#11 - Lemonade
Lemonade has got to be just about the most thirst-quenching drink a dehydrated traveler could be lucky enough to come upon. It's wet. It's cold. And it has just the tang and citric bite to clean out the cotton and tingle the tonsils. The color of arctic ice, dressed up with a sprig of mint, it's one of the most gladdening sights a truly parched person can behold.
This time of year lemonade is often found on the side of the road, perched in colorful coolers on top of old wooden crates or an old door laid across a couple of saw horses. Crude signs, yellow with red letters crying LEMONADE! or other similar-sounding words, alert the thirsty motorist that here might be just the thing for his problem.
Usually, behind the coolers, are stationed two or three young capitalists in shorts and sneakers along with their pink-tongued guard dog. And, as they noisily arrange and rearrange their paper cups and check the coins in their cash cup, they hail the passing traffic with a variety of cries that have the general effect of shaking the driver out of his daze just as he whizzes past.
The price of this stuff is variable, and it is in ways a direct function of what the traffic will bear. I've seen it run from 5 cents a cup to 50 cents. From many years of guzzling ade, I have reached the conclusion it is best to buy early or late in the day, because that is when the price is lowest. The reasoning behind this hinges on the youthful vendors' up-and-down pricing strategy. They start the day feeling a little humble and self-conscious, and their 15 cent price reflects this. Then, as discussion of their worldly needs becomes more and more animated, they realize that if they double the price (or even triple it) they'll make a lot more money. So they make an executive decision and double it around high noon.
But their greed gets the best of them.
Rumor spreads up and down the highway that these kids are selling an awfully high- priced product, and besides, there are ants floating in the cups. Suspicion abounds that some of the cups have been recycled, lipstick stains and all, and the lemonade tastes a bit watered down.

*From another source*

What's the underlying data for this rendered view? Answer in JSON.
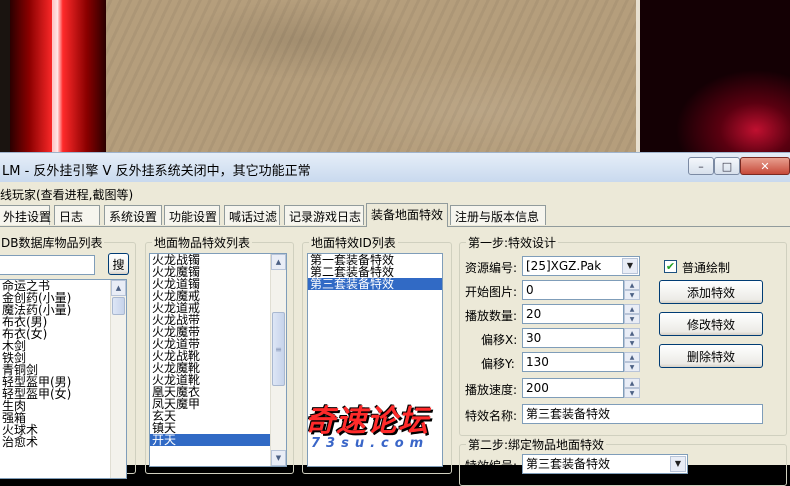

The motorized consumer is not stupid. He keeps whizzing by for most of the day. By late afternoon, the lemonade merchants are reduced to a desperate state of mind by cash flow problems, dwindling stock (which they've drunk up themselves), internal strife and sheer boredom. So they chop prices in a last-ditch effort to not lose their shirts.
The consumer, as I said, is not stupid. Out of nowhere he comes, screeching to a halt in front of the lemonade stand. The vendors are beside themselves. Their wildest dream has come true. Yet, in the ensuing confusion of spilled cups, remembering when or when not to hold the mint and screwing up royally in the treasury department, a bold decision is made to just give the stuff away. Anything to lighten the load for the trip home.
Five dollars seems like a pretty good day's take, split three ways. Besides, Mom's calling them to supper.